1) erogazione diretta;

2) aumento del valore della quota detenuta da ciascun socio;

3) emissione di azioni di sovvenzione e di partecipazione cooperativa.

La ripartizione del ristorno ai singoli soci lavoratori, dovrà, in ogni caso, essere effettuata considerando la quantità e qualità degli scambi mutualistici intercorrenti fra la Cooperativa ed il socio stesso secondo quanto previsto in apposito regolamento.

TITOLO VII

ORGANI SOCIALI

Art. 28 (Organi)

Sono organi della Società:

a) l’Assemblea dei soci;

b) il Consiglio di amministrazione;

c) il Collegio dei sindaci, se nominato.

Art. 29 (Assemblee)

Le decisioni dei soci di cui al successivo art. 30 devono essere adottate mediante deliberazione assembleare nel rispetto del metodo collegiale.

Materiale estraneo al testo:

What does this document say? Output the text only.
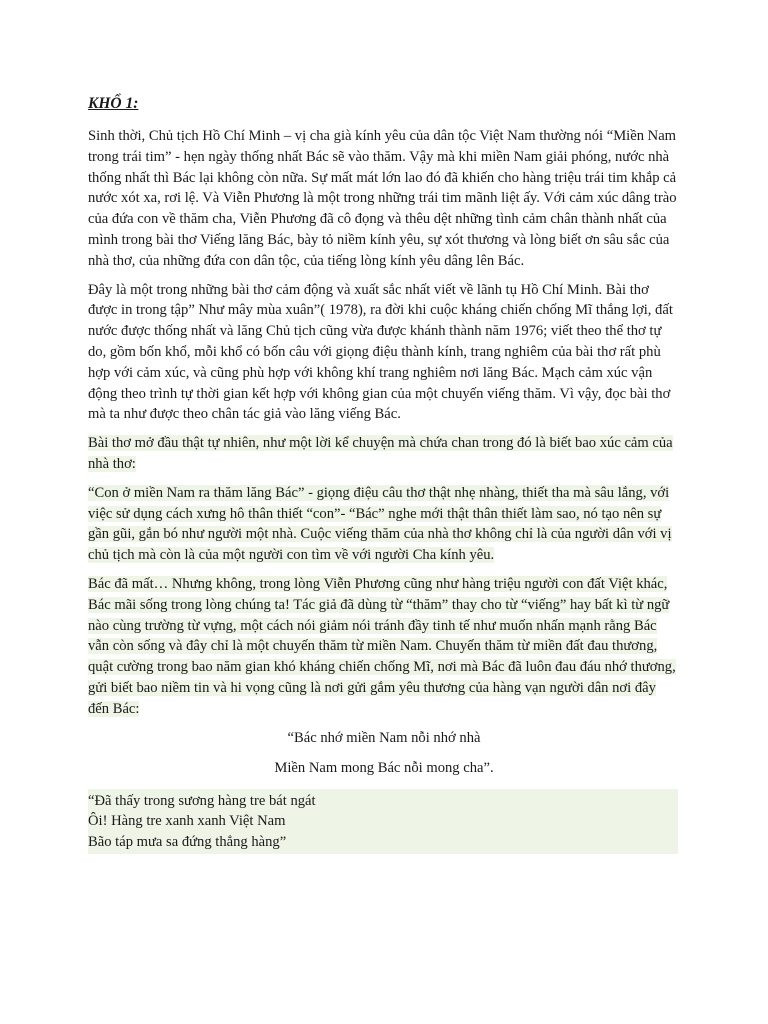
KHỔ 1:

Sinh thời, Chủ tịch Hồ Chí Minh – vị cha già kính yêu của dân tộc Việt Nam thường nói “Miền Nam trong trái tim” - hẹn ngày thống nhất Bác sẽ vào thăm. Vậy mà khi miền Nam giải phóng, nước nhà thống nhất thì Bác lại không còn nữa. Sự mất mát lớn lao đó đã khiến cho hàng triệu trái tim khắp cả nước xót xa, rơi lệ. Và Viễn Phương là một trong những trái tim mãnh liệt ấy. Với cảm xúc dâng trào của đứa con về thăm cha, Viễn Phương đã cô đọng và thêu dệt những tình cảm chân thành nhất của mình trong bài thơ Viếng lăng Bác, bày tỏ niềm kính yêu, sự xót thương và lòng biết ơn sâu sắc của nhà thơ, của những đứa con dân tộc, của tiếng lòng kính yêu dâng lên Bác.

Đây là một trong những bài thơ cảm động và xuất sắc nhất viết về lãnh tụ Hồ Chí Minh. Bài thơ được in trong tập” Như mây mùa xuân”( 1978), ra đời khi cuộc kháng chiến chống Mĩ thắng lợi, đất nước được thống nhất và lăng Chủ tịch cũng vừa được khánh thành năm 1976; viết theo thể thơ tự do, gồm bốn khổ, mỗi khổ có bốn câu với giọng điệu thành kính, trang nghiêm của bài thơ rất phù hợp với cảm xúc, và cũng phù hợp với không khí trang nghiêm nơi lăng Bác. Mạch cảm xúc vận động theo trình tự thời gian kết hợp với không gian của một chuyến viếng thăm. Vì vậy, đọc bài thơ mà ta như được theo chân tác giả vào lăng viếng Bác.

Bài thơ mở đầu thật tự nhiên, như một lời kể chuyện mà chứa chan trong đó là biết bao xúc cảm của nhà thơ:

“Con ở miền Nam ra thăm lăng Bác” - giọng điệu câu thơ thật nhẹ nhàng, thiết tha mà sâu lắng, với việc sử dụng cách xưng hô thân thiết “con”- “Bác” nghe mới thật thân thiết làm sao, nó tạo nên sự gần gũi, gắn bó như người một nhà. Cuộc viếng thăm của nhà thơ không chỉ là của người dân với vị chủ tịch mà còn là của một người con tìm về với người Cha kính yêu.

Bác đã mất… Nhưng không, trong lòng Viễn Phương cũng như hàng triệu người con đất Việt khác, Bác mãi sống trong lòng chúng ta! Tác giả đã dùng từ “thăm” thay cho từ “viếng” hay bất kì từ ngữ nào cùng trường từ vựng, một cách nói giảm nói tránh đầy tinh tế như muốn nhấn mạnh rằng Bác vẫn còn sống và đây chỉ là một chuyến thăm từ miền Nam. Chuyến thăm từ miền đất đau thương, quật cường trong bao năm gian khó kháng chiến chống Mĩ, nơi mà Bác đã luôn đau đáu nhớ thương, gửi biết bao niềm tin và hi vọng cũng là nơi gửi gắm yêu thương của hàng vạn người dân nơi đây đến Bác:

“Bác nhớ miền Nam nỗi nhớ nhà
Miền Nam mong Bác nỗi mong cha”.
“Đã thấy trong sương hàng tre bát ngát
Ôi! Hàng tre xanh xanh Việt Nam
Bão táp mưa sa đứng thẳng hàng”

La convocazione dell’assemblea deve effettuarsi mediante lettera semplice, inviata 15 giorni prima dell’adunanza, o mediante comunicazione affissa presso i locali aziendali almeno 15 giorni prima dell’adunanza o mediante altro mezzo idoneo a comunicare la convocazione la quale dovrà in ogni caso contenere l’ordine del giorno, il luogo, la data e l’ora della prima e della seconda convocazione, che deve essere fissata in un giorno diverso da quello della prima.

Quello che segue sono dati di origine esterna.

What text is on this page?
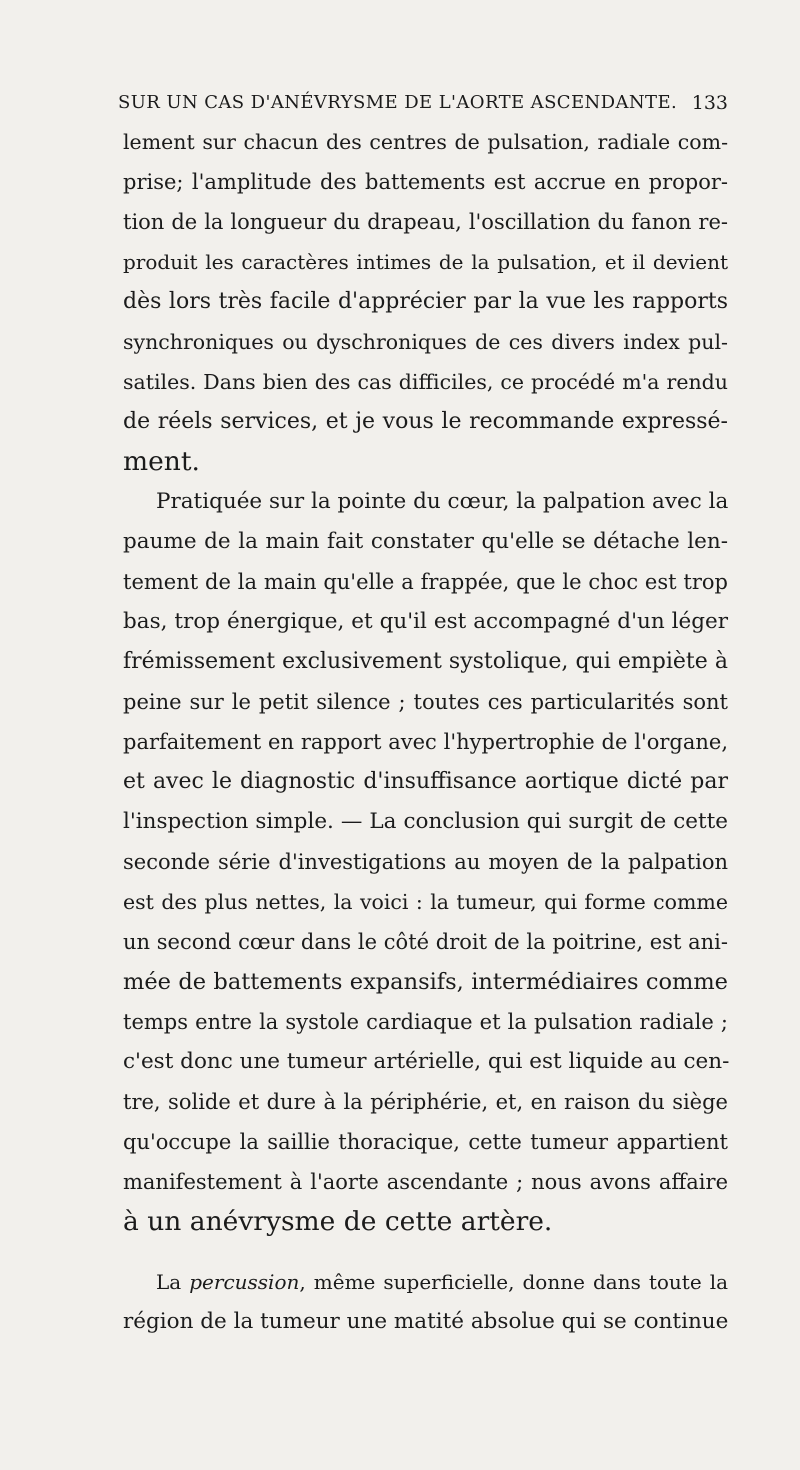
SUR UN CAS D'ANÉVRYSME DE L'AORTE ASCENDANTE. 133
lement sur chacun des centres de pulsation, radiale com-
prise; l'amplitude des battements est accrue en propor-
tion de la longueur du drapeau, l'oscillation du fanon re-
produit les caractères intimes de la pulsation, et il devient
dès lors très facile d'apprécier par la vue les rapports
synchroniques ou dyschroniques de ces divers index pul-
satiles. Dans bien des cas difficiles, ce procédé m'a rendu
de réels services, et je vous le recommande expressé-
ment.
Pratiquée sur la pointe du cœur, la palpation avec la
paume de la main fait constater qu'elle se détache len-
tement de la main qu'elle a frappée, que le choc est trop
bas, trop énergique, et qu'il est accompagné d'un léger
frémissement exclusivement systolique, qui empiète à
peine sur le petit silence ; toutes ces particularités sont
parfaitement en rapport avec l'hypertrophie de l'organe,
et avec le diagnostic d'insuffisance aortique dicté par
l'inspection simple. — La conclusion qui surgit de cette
seconde série d'investigations au moyen de la palpation
est des plus nettes, la voici : la tumeur, qui forme comme
un second cœur dans le côté droit de la poitrine, est ani-
mée de battements expansifs, intermédiaires comme
temps entre la systole cardiaque et la pulsation radiale ;
c'est donc une tumeur artérielle, qui est liquide au cen-
tre, solide et dure à la périphérie, et, en raison du siège
qu'occupe la saillie thoracique, cette tumeur appartient
manifestement à l'aorte ascendante ; nous avons affaire
à un anévrysme de cette artère.
La percussion, même superficielle, donne dans toute la
région de la tumeur une matité absolue qui se continue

In mancanza dell’adempimento delle suddette formalità, l’Assemblea si reputa validamente costituita quando siano presenti o rappresentati tutti i soci con diritto di voto e la maggioranza degli Amministratori e dei Sindaci effettivi, se nominati. Tuttavia ciascuno degli intervenuti può opporsi alla discussione degli argomenti sui quali non si ritenga sufficientemente informato.

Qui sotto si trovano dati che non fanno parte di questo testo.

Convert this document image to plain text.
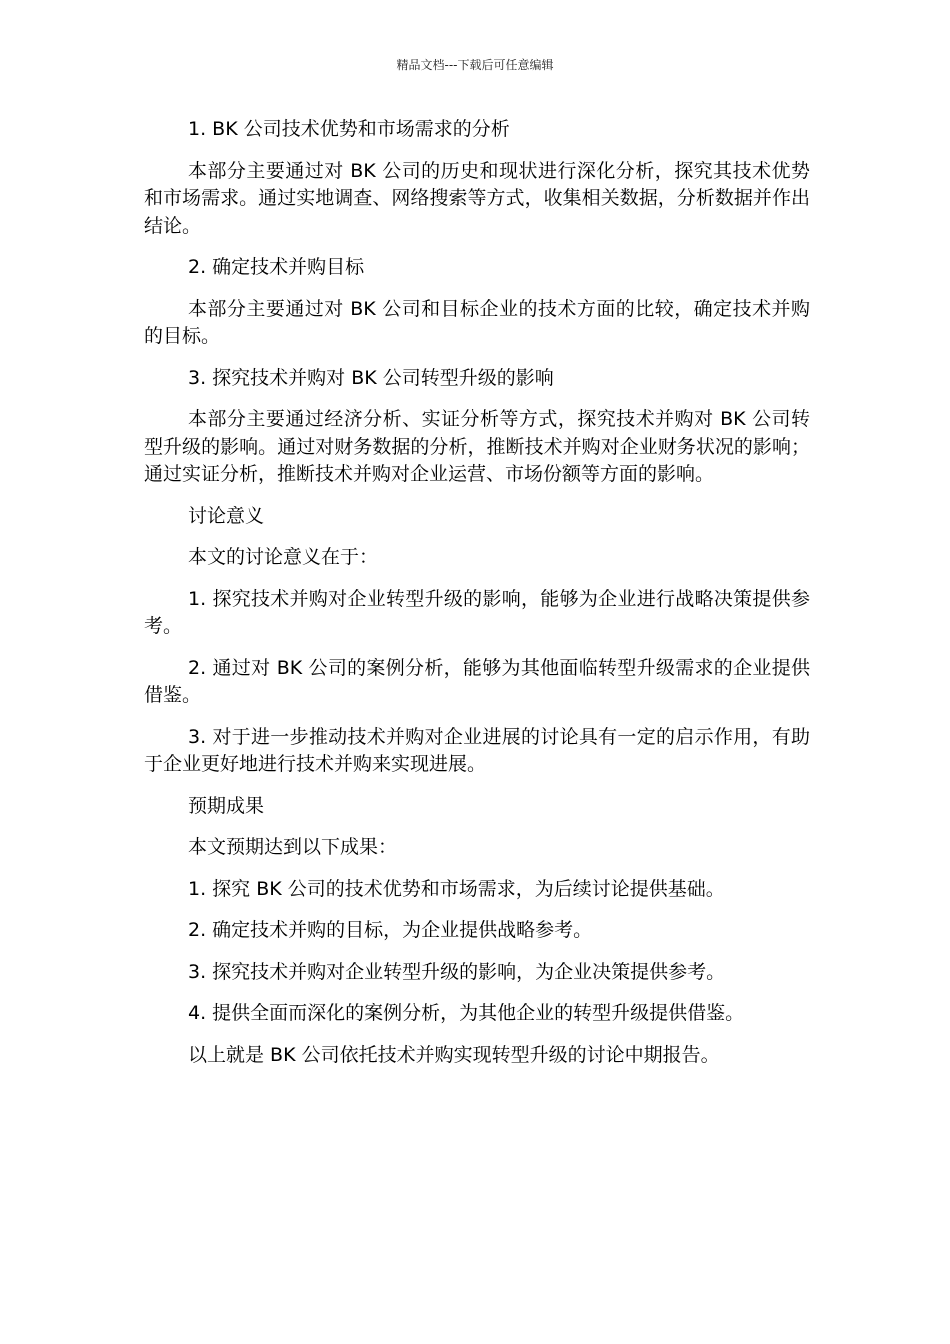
精品文档---下载后可任意编辑

1. BK 公司技术优势和市场需求的分析

本部分主要通过对 BK 公司的历史和现状进行深化分析，探究其技术优势和市场需求。通过实地调查、网络搜索等方式，收集相关数据，分析数据并作出结论。

2. 确定技术并购目标

本部分主要通过对 BK 公司和目标企业的技术方面的比较，确定技术并购的目标。

3. 探究技术并购对 BK 公司转型升级的影响

本部分主要通过经济分析、实证分析等方式，探究技术并购对 BK 公司转型升级的影响。通过对财务数据的分析，推断技术并购对企业财务状况的影响；通过实证分析，推断技术并购对企业运营、市场份额等方面的影响。

讨论意义

本文的讨论意义在于：

1. 探究技术并购对企业转型升级的影响，能够为企业进行战略决策提供参考。

2. 通过对 BK 公司的案例分析，能够为其他面临转型升级需求的企业提供借鉴。

3. 对于进一步推动技术并购对企业进展的讨论具有一定的启示作用，有助于企业更好地进行技术并购来实现进展。

预期成果

本文预期达到以下成果：

1. 探究 BK 公司的技术优势和市场需求，为后续讨论提供基础。

2. 确定技术并购的目标，为企业提供战略参考。

3. 探究技术并购对企业转型升级的影响，为企业决策提供参考。

4. 提供全面而深化的案例分析，为其他企业的转型升级提供借鉴。

以上就是 BK 公司依托技术并购实现转型升级的讨论中期报告。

Art. 30 (Funzioni dell’Assemblea)

I soci decidono sulle materie riservate alla loro competenza dalla legge, dal presente atto costitutivo, nonché sugli argomenti che uno o più amministratori o tanti soci che rappresentano almeno un terzo dei voti spettanti a tutti i soci sottopongono alla loro approvazione.

In ogni caso sono riservate alla competenza dei soci:

a) l’approvazione del bilancio e la distribuzione degli utili;

b) la nomina dell’Organo amministrativo;

c) la nomina, nei casi previsti dall’articolo 2477 del c.c., dei Sindaci e del Presidente del Collegio sindacale o del revisore;

d) l’approvazione dei regolamenti interni;

e) le modificazioni dell’atto costitutivo;

f) la decisione di compiere operazioni che comportano una sostanziale modificazione dell’oggetto sociale determinato nell’atto costitutivo o una rilevante modificazione dei diritti dei soci.

L’assemblea ha luogo almeno una volta all’anno nei tempi indicati all’art. 26 del presente statuto.

L’Assemblea inoltre può essere convocata tutte le volte che l’Organo amministrativo lo creda necessario, ovvero per la trattazione di argomenti che tanti soci che rappresentano almeno un decimo dei voti spettanti a tutti i soci sottopongano alla sua approvazione, facendone domanda scritta agli Amministratori.

In questo ultimo caso, la convocazione deve avere luogo senza ritardo e comunque non oltre venti giorni dalla data della richiesta.

La convocazione su richiesta dei soci non è ammessa per argomenti sui quali l’Assemblea delibera, a norma di legge, su proposta dell’Organo amministrativo o sulla base di un progetto o di una relazione da essi predisposta.

Art. 31 (Costituzione e quorum deliberativi)

In prima convocazione l’Assemblea è regolarmente costituita quando siano presenti o rappresentati la metà più uno dei voti dei soci aventi diritto al voto.

In seconda convocazione l’Assemblea è regolarmente costituita qualunque sia il numero dei soci intervenuti o rappresentati aventi diritto al voto.

L’Assemblea delibera con il voto favorevole della maggioranza dei presenti, su tutti gli oggetti posti all’ordine del giorno.